Here, if Sandusky's 40,343-member class were certified, the district court would be tasked with filtering out those members to whom Besse was not liable—those individuals who solicited the Prolia fax. Regardless of other questions that may be common to the class, identifying which individuals consented would undoubtedly be the driver of the litigation. See id. In other words, “one substantive issue undoubtedly will determine how a trial on the merits will be conducted if the proposed class is certified.” Id. at 327. “This issue ․ is whether [Besse's] fax advertisements were transmitted without the prior express invitation or permission of each recipient. Thus, the predominant issue of fact is undoubtedly one of individual consent.” Id.

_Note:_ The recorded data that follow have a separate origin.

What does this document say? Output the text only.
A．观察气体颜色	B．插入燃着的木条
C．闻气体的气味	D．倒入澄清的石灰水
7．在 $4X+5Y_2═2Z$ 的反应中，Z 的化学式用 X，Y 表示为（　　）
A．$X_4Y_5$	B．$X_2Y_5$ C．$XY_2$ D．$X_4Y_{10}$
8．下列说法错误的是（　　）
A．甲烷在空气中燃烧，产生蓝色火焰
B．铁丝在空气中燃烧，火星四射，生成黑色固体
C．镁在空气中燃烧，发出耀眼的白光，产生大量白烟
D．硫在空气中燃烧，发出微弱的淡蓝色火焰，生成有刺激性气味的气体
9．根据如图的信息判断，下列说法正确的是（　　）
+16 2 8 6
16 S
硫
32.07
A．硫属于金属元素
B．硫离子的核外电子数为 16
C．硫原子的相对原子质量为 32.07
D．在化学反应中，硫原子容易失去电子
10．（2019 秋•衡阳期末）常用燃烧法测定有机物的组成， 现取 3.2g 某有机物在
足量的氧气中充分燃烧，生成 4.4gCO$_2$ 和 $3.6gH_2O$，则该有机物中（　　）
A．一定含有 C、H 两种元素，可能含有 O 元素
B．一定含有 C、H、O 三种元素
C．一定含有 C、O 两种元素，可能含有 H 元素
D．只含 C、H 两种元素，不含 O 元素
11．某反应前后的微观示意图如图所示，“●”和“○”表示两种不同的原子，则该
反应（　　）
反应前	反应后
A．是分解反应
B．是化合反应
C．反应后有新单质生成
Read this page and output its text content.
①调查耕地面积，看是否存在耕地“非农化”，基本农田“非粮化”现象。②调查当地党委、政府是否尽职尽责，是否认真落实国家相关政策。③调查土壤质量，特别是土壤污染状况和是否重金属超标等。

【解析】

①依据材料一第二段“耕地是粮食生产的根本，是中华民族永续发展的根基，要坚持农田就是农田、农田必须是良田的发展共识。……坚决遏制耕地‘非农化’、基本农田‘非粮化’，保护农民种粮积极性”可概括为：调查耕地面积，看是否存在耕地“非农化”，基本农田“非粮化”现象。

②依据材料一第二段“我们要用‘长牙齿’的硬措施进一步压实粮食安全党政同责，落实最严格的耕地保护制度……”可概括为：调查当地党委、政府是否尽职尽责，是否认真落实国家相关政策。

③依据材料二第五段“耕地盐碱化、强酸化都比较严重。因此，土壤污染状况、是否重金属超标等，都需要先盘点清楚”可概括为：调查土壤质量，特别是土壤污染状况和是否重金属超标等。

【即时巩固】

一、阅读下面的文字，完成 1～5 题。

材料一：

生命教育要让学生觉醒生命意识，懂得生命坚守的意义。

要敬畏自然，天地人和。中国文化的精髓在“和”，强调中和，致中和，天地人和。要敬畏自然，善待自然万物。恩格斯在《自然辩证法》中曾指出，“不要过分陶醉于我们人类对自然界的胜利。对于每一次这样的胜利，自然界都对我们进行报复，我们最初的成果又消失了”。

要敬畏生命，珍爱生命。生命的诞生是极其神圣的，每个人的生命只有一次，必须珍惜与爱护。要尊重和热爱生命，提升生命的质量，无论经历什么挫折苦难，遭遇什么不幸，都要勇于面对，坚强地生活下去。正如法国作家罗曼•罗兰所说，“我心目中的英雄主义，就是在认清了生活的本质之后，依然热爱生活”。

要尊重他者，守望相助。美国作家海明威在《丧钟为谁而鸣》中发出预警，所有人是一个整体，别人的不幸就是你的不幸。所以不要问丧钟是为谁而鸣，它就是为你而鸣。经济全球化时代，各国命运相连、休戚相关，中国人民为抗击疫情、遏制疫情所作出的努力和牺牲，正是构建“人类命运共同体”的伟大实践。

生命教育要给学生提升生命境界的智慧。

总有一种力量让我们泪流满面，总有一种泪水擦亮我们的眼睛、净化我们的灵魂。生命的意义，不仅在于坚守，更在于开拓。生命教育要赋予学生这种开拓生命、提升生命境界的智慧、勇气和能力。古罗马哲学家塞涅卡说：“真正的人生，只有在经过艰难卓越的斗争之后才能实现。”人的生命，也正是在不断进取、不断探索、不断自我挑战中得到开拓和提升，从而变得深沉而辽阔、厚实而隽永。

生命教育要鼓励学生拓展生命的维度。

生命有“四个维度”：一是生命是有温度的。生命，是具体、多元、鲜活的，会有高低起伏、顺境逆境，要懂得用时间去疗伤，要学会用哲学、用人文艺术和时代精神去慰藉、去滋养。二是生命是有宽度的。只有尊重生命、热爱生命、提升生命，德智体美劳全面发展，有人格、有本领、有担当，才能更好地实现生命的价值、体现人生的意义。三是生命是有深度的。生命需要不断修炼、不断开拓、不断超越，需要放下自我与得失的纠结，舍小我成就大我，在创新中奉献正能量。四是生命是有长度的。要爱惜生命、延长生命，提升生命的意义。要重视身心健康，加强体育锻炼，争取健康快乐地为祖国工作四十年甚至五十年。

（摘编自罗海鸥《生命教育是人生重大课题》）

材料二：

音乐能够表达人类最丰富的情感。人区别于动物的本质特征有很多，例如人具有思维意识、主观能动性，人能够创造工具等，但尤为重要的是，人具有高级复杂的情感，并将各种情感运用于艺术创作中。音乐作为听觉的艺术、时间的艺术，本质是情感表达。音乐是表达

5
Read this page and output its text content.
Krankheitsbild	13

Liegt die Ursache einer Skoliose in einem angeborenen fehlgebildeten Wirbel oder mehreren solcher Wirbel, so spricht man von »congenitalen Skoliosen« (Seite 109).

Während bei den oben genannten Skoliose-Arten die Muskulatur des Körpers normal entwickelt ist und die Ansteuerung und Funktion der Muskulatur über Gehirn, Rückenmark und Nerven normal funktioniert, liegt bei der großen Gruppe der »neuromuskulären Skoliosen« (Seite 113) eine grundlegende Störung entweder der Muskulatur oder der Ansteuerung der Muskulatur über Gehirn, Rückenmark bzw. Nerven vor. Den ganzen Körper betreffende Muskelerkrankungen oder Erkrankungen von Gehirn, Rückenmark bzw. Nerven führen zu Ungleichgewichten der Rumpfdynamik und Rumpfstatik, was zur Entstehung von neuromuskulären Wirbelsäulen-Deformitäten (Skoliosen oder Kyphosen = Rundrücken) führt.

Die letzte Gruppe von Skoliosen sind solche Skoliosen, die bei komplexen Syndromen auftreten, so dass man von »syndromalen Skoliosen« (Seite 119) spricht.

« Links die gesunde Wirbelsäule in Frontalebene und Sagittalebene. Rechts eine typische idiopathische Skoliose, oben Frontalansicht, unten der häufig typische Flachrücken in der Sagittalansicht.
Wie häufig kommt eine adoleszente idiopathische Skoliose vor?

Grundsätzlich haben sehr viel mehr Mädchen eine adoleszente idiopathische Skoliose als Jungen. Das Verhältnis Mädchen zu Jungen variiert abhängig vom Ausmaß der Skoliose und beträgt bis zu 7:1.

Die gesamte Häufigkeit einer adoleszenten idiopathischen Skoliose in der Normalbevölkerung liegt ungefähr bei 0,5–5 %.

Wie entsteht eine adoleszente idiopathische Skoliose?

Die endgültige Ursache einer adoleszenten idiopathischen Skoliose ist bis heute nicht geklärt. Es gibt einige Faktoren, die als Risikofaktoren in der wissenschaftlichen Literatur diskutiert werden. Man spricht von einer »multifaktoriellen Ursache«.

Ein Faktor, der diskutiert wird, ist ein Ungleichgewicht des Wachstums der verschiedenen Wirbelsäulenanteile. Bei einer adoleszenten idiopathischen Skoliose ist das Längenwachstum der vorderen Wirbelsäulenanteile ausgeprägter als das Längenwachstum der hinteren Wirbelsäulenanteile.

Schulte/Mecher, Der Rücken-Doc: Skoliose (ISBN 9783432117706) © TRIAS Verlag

The undertaking is individualized because Besse produced evidence that “several thousand” individuals on the Prolia List of intended fax recipients are “current or former Besse customers.” See App. R. 18, Decl. of Eric Besse ¶¶ 5, 9, APX 0002–03. This evidence consisted of over 450,000 pages of various forms where customers had provided Besse with their fax numbers. See, e.g., id. ¶ 9, Exhs. 1, 7, and 13, APX 0003, 0022, 0034, and 0047. Upon review of a sample of these documents, the district court concluded that many forms would demonstrate that these customers—if their names also appeared on the Prolia List—had given the requisite consent, or “prior express invitation or permission,” to receive the fax, and thus would not have valid claims against Besse. R. 108, Memorandum Op. at 8, PID 24710. But identifying these individuals “would require manually cross-checking 450,000 potential consent forms against the 53,502 potential class members.” Id. Identifying solicited fax recipients through a form-by-form inquiry is sufficiently individualized to preclude class certification.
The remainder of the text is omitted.